AS HUMANIDADES NO BRASIL


Waldo Luís Viana*

         Minha filha encantou-se por estudar filosofia ao final de seu curso de Nutrição. Disse-me que era verdadeiro banquete o desfile de pensamento que assistia, maravilhada. De minha parte, senti um aperto no peito, eu que cursei o Clássico, no curso médio, e tive contato com a disciplina, desde cedo.
         Por que só se cuida do principal ao final dos cursos de graduação, no Brasil? Em meu curso de Economia, terminado em 1978, só tive créditos sobre Economia Brasileira a partir do sexto período, quando a “festa” estava terminando. E, mesmo assim, estudava a medo certos autores nacionais, porque eram tempos frios de ditadura. Minha alma pairava livre sobre textos de autores  marxistas proibidos, que lia sofregamente, para entender por que motivo eram tão bem aceitos por certos grupos e tão repudiados por outros. Era a dialética típica e simples de minha formação...
         No entanto, notei que os contemporâneos, ao contrário dos antigos, não formulavam nada original, mas eram filósofos e cientistas sociais “críticos”, ou seja, trabalhavam sobre as teorias alheias, tentando extrair delas o melhor para suas ideias, denunciando os “erros” dos antecessores e formulando, enfim, uma pretensa filosofia perfeita e final.
         Desde o século XIX essa tendência plasmou várias referências  nas ciências sociais e ouso até dizer que isso se manteve até nossos dias, desde Marx até Fukuyama[1].  Hoje em dia, pouco se escreve originalmente, sendo que os filósofos contemporâneos se comprazem apenas em criticar os anteriores, numa tarefa sistemática e ingrata de demolição teórica.

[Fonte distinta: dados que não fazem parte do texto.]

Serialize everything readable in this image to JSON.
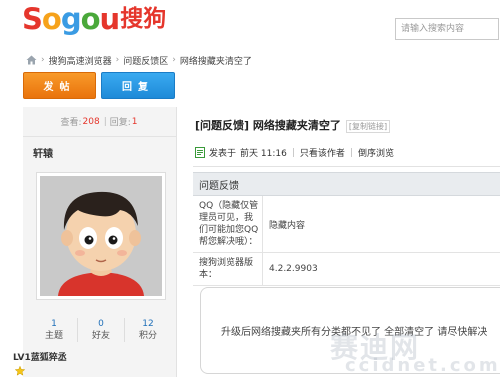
{
  "logo": {
    "letters": [
      {
        "ch": "S",
        "color": "#e5362c"
      },
      {
        "ch": "o",
        "color": "#f6a21b"
      },
      {
        "ch": "g",
        "color": "#3a9be3"
      },
      {
        "ch": "o",
        "color": "#4aa83a"
      },
      {
        "ch": "u",
        "color": "#e5362c"
      }
    ],
    "cn": "搜狗"
  },
  "search": {
    "placeholder": "请输入搜索内容"
  },
  "breadcrumb": {
    "items": [
      "搜狗高速浏览器",
      "问题反馈区",
      "网络搜藏夹清空了"
    ],
    "separator": "›"
  },
  "actions": {
    "post": "发帖",
    "reply": "回复"
  },
  "post_stats": {
    "views_label": "查看:",
    "views": "208",
    "divider": "|",
    "replies_label": "回复:",
    "replies": "1"
  },
  "user": {
    "name": "轩辕",
    "stats": [
      {
        "n": "1",
        "label": "主题"
      },
      {
        "n": "0",
        "label": "好友"
      },
      {
        "n": "12",
        "label": "积分"
      }
    ],
    "level": "LV1蓝狐猝丞"
  },
  "thread": {
    "title": "[问题反馈] 网络搜藏夹清空了",
    "copy_link": "[复制链接]",
    "posted_prefix": "发表于",
    "posted_time": "前天 11:16",
    "only_author": "只看该作者",
    "reverse": "倒序浏览"
  },
  "feedback": {
    "header": "问题反馈",
    "rows": [
      {
        "key": "QQ（隐藏仅管理员可见，我们可能加您QQ帮您解决哦）：",
        "value": "隐藏内容"
      },
      {
        "key": "搜狗浏览器版本：",
        "value": "4.2.2.9903"
      }
    ]
  },
  "post_body": {
    "text": "升级后网络搜藏夹所有分类都不见了 全部清空了 请尽快解决"
  },
  "watermark": {
    "line1": "赛迪网",
    "line2": "ccidnet.com"
  },
  "colors": {
    "brand_red": "#e5362c",
    "orange": "#f08a1c",
    "blue": "#2a98e4",
    "link_blue": "#1f6fb8"
  }
}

         Cuidei de aconselhar minha filha sobre a necessidade de ler os filósofos no original, partindo do doce princípio, atualmente desprezado, de que os homens são seres particulares, dotados da mesma inteligência e lógica, mas que, no entanto, as utilizam para fins diversos. Que Marx não é mais importante do que Hegel, assim como Platão e Aristóteles deveriam ser lidos como são e não por comentadores interessados.
         É óbvio que minha filha não obedeceu inteiramente ao conselho, vez que a velocidade do seu curso a obrigou a voar sobre outras disciplinas, especializadas e dignas. No entanto, ela já não vai cair na velha armadilha de conhecer o grande pensamento dos homens apenas pela visão distorcida de seus repetidores.
         De qualquer maneira, o interesse pelas humanidades tem sido relegado a plano inferior no Brasil, não pela exacerbação do tecnicismo, mas por considerar o seu estudo como assunto de segunda classe. Passamos da cruel realidade de jogar na vala comum do estudo do direito, do jornalismo e das letras os que não tinham inteligência para as matemáticas para uma visão tecnocrática e arrogante de formar economistas, administradores de MBA e cientistas políticos somente para a gestão do Estado leviatã.
         Relegamos para longe a ciência e a tecnologia, a ponto de formarmos cem economistas para um engenheiro, o que, no Japão, por exemplo, atinge proporção inversa! O valor agregado de nosso pensamento é perdido, diante do desapreço pela educação desde os estágios fundamentais, o que se reflete profundamente na formação e valorização de nossos professores.
         Nossas elites, para lucrar e reinar, precisam de um povo deseducado e manipulável, um país que consegue o feito de em mais de cem anos não ter produzido nenhum prêmio Nobel.
         Lembro-me de um físico-matemático que, em tempos idos, se encontrava comigo num boteco no Leme, na zona sul do Rio de Janeiro. Enquanto bebíamos até ficarmos “altos”, ele comentava a sua insatisfação com a expressão “cientista político”, para ele verdadeiro oximoro. Dizia ele “se político não é cientista; se cientista não é político.” Além disso, atribuía-me uma capacidade além das minhas forças, quando me pedia: “Waldo, estou cansado de ser ateu! Convença-me!” E fazia questão de triturar um por um dos meus argumentos metafísicos, enquanto sorvia o nosso velho uísque de guerra... Momentos saudosos aqueles, em que meus esforços abnegados de fazê-lo encontrar a Deus devem ter me garantido, apesar do álcool, um quartinho de empregada no céu!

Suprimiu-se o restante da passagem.